Both Shachtman and Matgamna (in his introductory essay) go to great lengths to save Trotsky, the revolutionary, from Trotsky, the theorist of ‘socialist property forms’, and latter-day Trotskyites. In a couple of his late articles - eg, ‘The Comintern and the GPU’ - and the unfinished biography Stalin the claim is that Trotsky’s thought implicitly undermined or went beyond his old theory. If he had lived, he would, it is suggested, have broken from his “provisional” and “tentative” formulations and boldly declared the Soviet Union a society ruled by a class of bureaucratic exploiters that was antithetical to socialism and the working class. Maybe. Maybe not.

Speculation obviously has a legitimate place in Marxist discourse. Many things in history could have been different. Even very different. Nevertheless saving Trotsky from Trotsky smacks of iconisation. It reveals a certain lack of courage, an unwillingness to take criticism the whole way. Trotsky never joined the bourgeoisie. He was no Plekhanov. But if the Soviet Union was a class society which exploited the workers as slaves, then those who have arrived at such a conclusion should be fearless in their criticism of Trotsky - a man who not only possessed all the necessary socio-economic facts about the Soviet Union, but had the proven ability to creatively develop Marxism as a science.

Bureaucratic collectivism is evidently a ‘theory’ which contains insights of value - it does have the great virtue of leaving behind the wooden normative method of analysis. On the one side, that if the Soviet Union could be shown not to be capitalist, then it had to be socialistic; and on the other side, that if it could be shown to be non-socialism, it had to be capitalist or state capitalism. Life is much richer than the linear sketch drawn by Marx for Western Europe in his Critique of political economy: ie, primitive communism - slavery - feudalism - capitalism - communism.
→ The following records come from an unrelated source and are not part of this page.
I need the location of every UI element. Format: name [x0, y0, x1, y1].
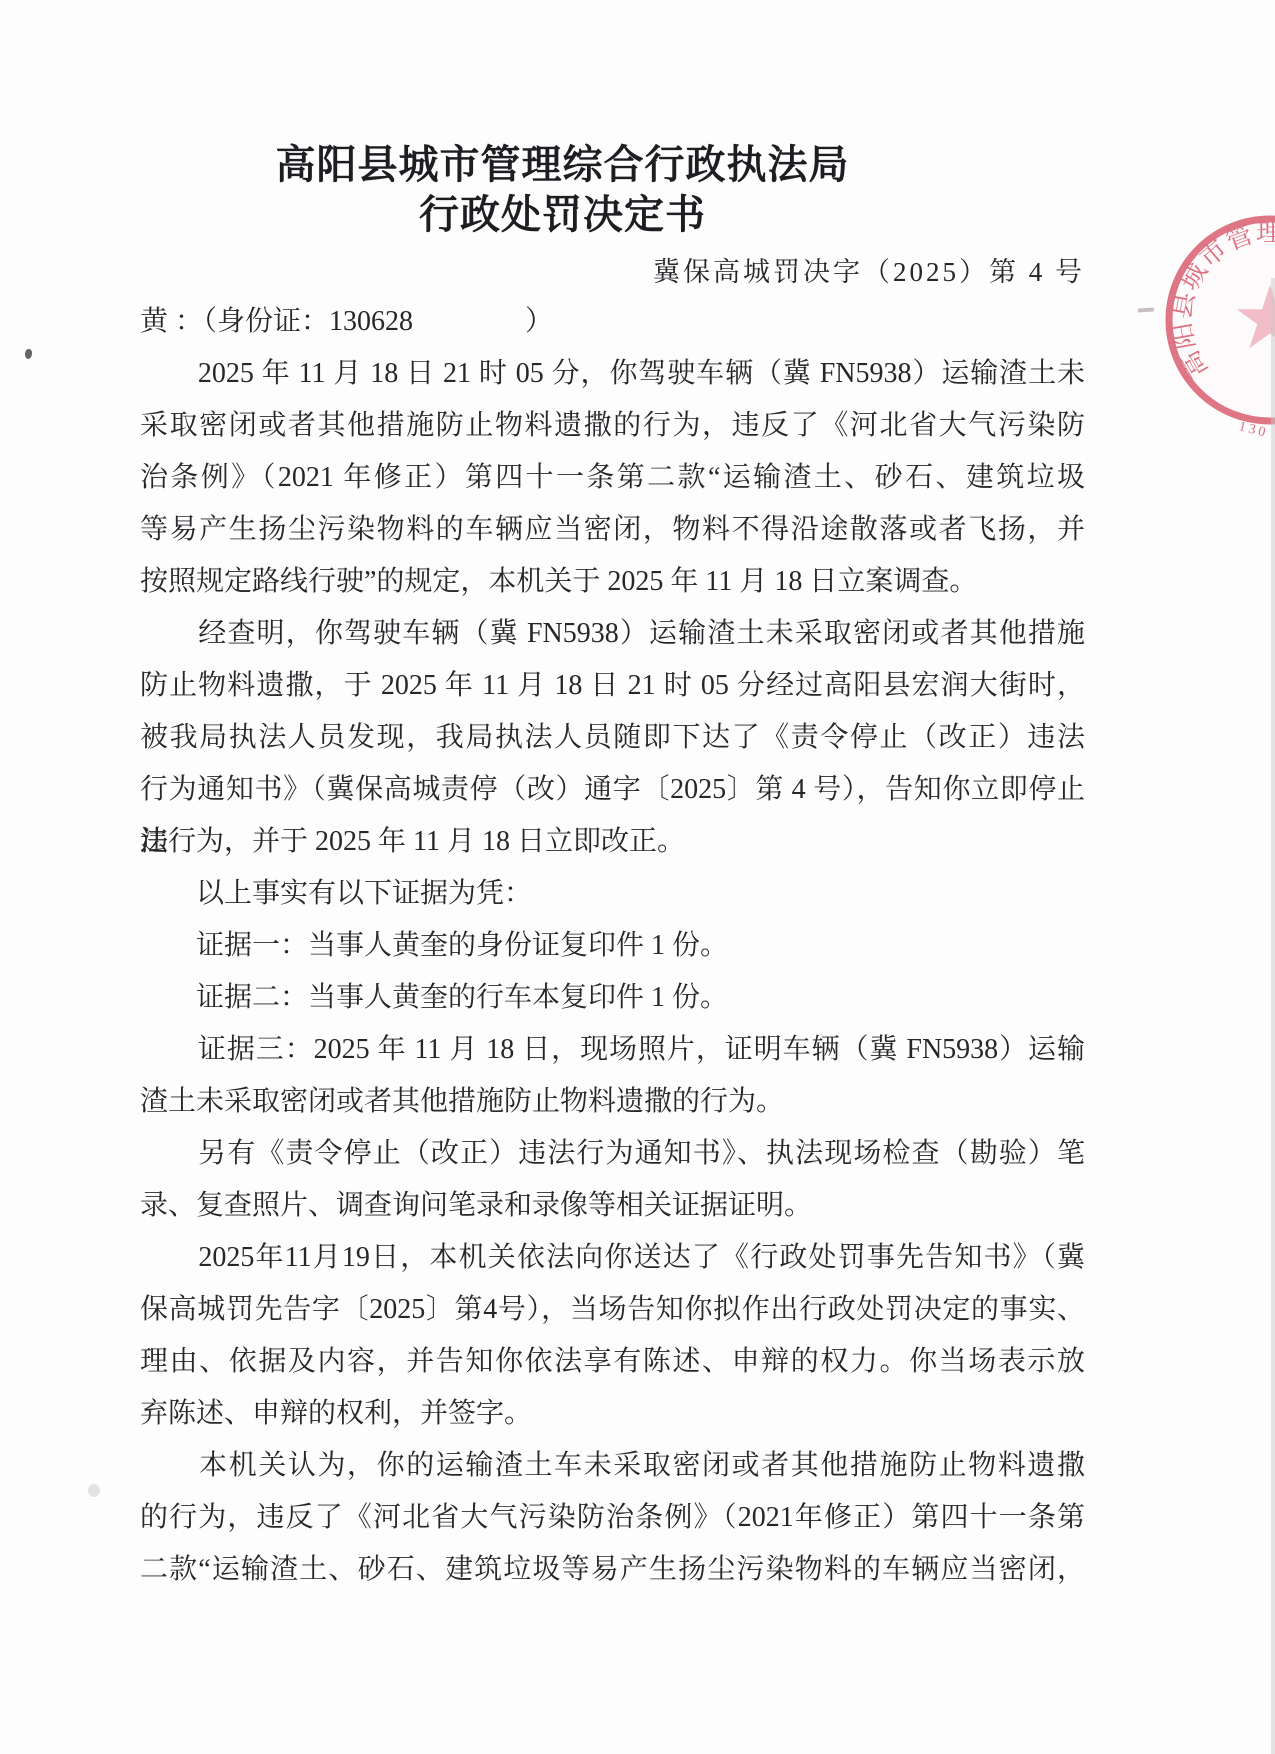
body-line: 弃陈述、申辩的权利，并签字。 [140, 1388, 1085, 1440]
body-line: 行为通知书》（冀保高城责停（改）通字〔2025〕第 4 号），告知你立即停止违 [140, 764, 1085, 816]
scan-speck [25, 349, 32, 359]
document-title-line2: 行政处罚决定书 [140, 190, 985, 240]
body-line: 以上事实有以下证据为凭： [140, 868, 1085, 920]
scan-smudge [88, 1484, 100, 1497]
body-line: 本机关认为，你的运输渣土车未采取密闭或者其他措施防止物料遗撒 [140, 1440, 1085, 1492]
body-line: 证据一：当事人黄奎的身份证复印件 1 份。 [140, 920, 1085, 972]
body-line: 经查明，你驾驶车辆（冀 FN5938）运输渣土未采取密闭或者其他措施 [140, 608, 1085, 660]
body-line: 渣土未采取密闭或者其他措施防止物料遗撒的行为。 [140, 1076, 1085, 1128]
body-line: 录、复查照片、调查询问笔录和录像等相关证据证明。 [140, 1180, 1085, 1232]
body-line: 法行为，并于 2025 年 11 月 18 日立即改正。 [140, 816, 1085, 868]
document-page: 高阳县城市管理综合行政执法局 行政处罚决定书 冀保高城罚决字（2025）第 4 … [0, 0, 1275, 1754]
body-line: 的行为，违反了《河北省大气污染防治条例》（2021年修正）第四十一条第 [140, 1492, 1085, 1544]
body-line: 证据二：当事人黄奎的行车本复印件 1 份。 [140, 972, 1085, 1024]
document-title: 高阳县城市管理综合行政执法局 行政处罚决定书 [140, 140, 985, 240]
body-line: 理由、依据及内容，并告知你依法享有陈述、申辩的权力。你当场表示放 [140, 1336, 1085, 1388]
body-line: 另有《责令停止（改正）违法行为通知书》、执法现场检查（勘验）笔 [140, 1128, 1085, 1180]
body-line: 保高城罚先告字〔2025〕第4号），当场告知你拟作出行政处罚决定的事实、 [140, 1284, 1085, 1336]
document-number: 冀保高城罚决字（2025）第 4 号 [140, 250, 1085, 289]
body-line: 采取密闭或者其他措施防止物料遗撒的行为，违反了《河北省大气污染防 [140, 400, 1085, 452]
official-seal: 高阳县城市管理综合行政执法局 130 [1152, 206, 1275, 446]
body-line: 等易产生扬尘污染物料的车辆应当密闭，物料不得沿途散落或者飞扬，并 [140, 504, 1085, 556]
scan-edge-line [1271, 278, 1275, 1754]
document-title-line1: 高阳县城市管理综合行政执法局 [140, 140, 985, 190]
document-body: 黄 ：（身份证：130628 ） 2025 年 11 月 18 日 21 时 0… [140, 296, 1085, 1596]
body-line: 证据三：2025 年 11 月 18 日，现场照片，证明车辆（冀 FN5938）… [140, 1024, 1085, 1076]
body-line: 2025 年 11 月 18 日 21 时 05 分，你驾驶车辆（冀 FN593… [140, 348, 1085, 400]
body-line: 2025年11月19日，本机关依法向你送达了《行政处罚事先告知书》（冀 [140, 1232, 1085, 1284]
body-line: 黄 ：（身份证：130628 ） [140, 296, 1085, 348]
body-line: 按照规定路线行驶”的规定，本机关于 2025 年 11 月 18 日立案调查。 [140, 556, 1085, 608]
body-line: 治条例》（2021 年修正）第四十一条第二款“运输渣土、砂石、建筑垃圾 [140, 452, 1085, 504]
body-line: 防止物料遗撒，于 2025 年 11 月 18 日 21 时 05 分经过高阳县… [140, 660, 1085, 712]
body-line: 二款“运输渣土、砂石、建筑垃圾等易产生扬尘污染物料的车辆应当密闭， [140, 1544, 1085, 1596]
body-line: 被我局执法人员发现，我局执法人员随即下达了《责令停止（改正）违法 [140, 712, 1085, 764]
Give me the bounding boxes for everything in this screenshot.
There have been and can be many other possibilities, including unviable freak societies like the Soviet Union.

Bureaucratic collectivism therefore calls for, demands, a concrete analysis of the Soviet Union phenomenon. Unfortunately neither Shachtman nor any of his successors developed a fully rounded, or general theory, of the USSR. Shachtman, in his defence, never claimed to have arrived at such a necessary level of theorisation. His bureaucratic collectivism is therefore not really a theory - it cannot locate the Soviet Union’s actual laws of motion and the essential contradictions which led it to stagnation and ignominious final collapse.

From my talks with prominent AWL comrades - Tom Rigby, for example, at Communist University ’98 - there appears to be a danger of bureaucratic collectivism being turned into its opposite by present-day adherents. Instead of getting to grips with the Soviet Union in all its complexity through painstaking research and the logical development of new categories, the limited and often intuitive insights of Shachtman and co are cited as gospel because they conform with what is imagined as ‘Marxist’ orthodoxy. Using this fundamentalist approach, comrade Rigby knows that the Soviet bureaucracy had to be a fully fledged ruling class.

Hopefully The fate of the Russian Revolution will not be used to establish another rigid dogma. On the contrary this book deserves to be used in the service of real theoretical development.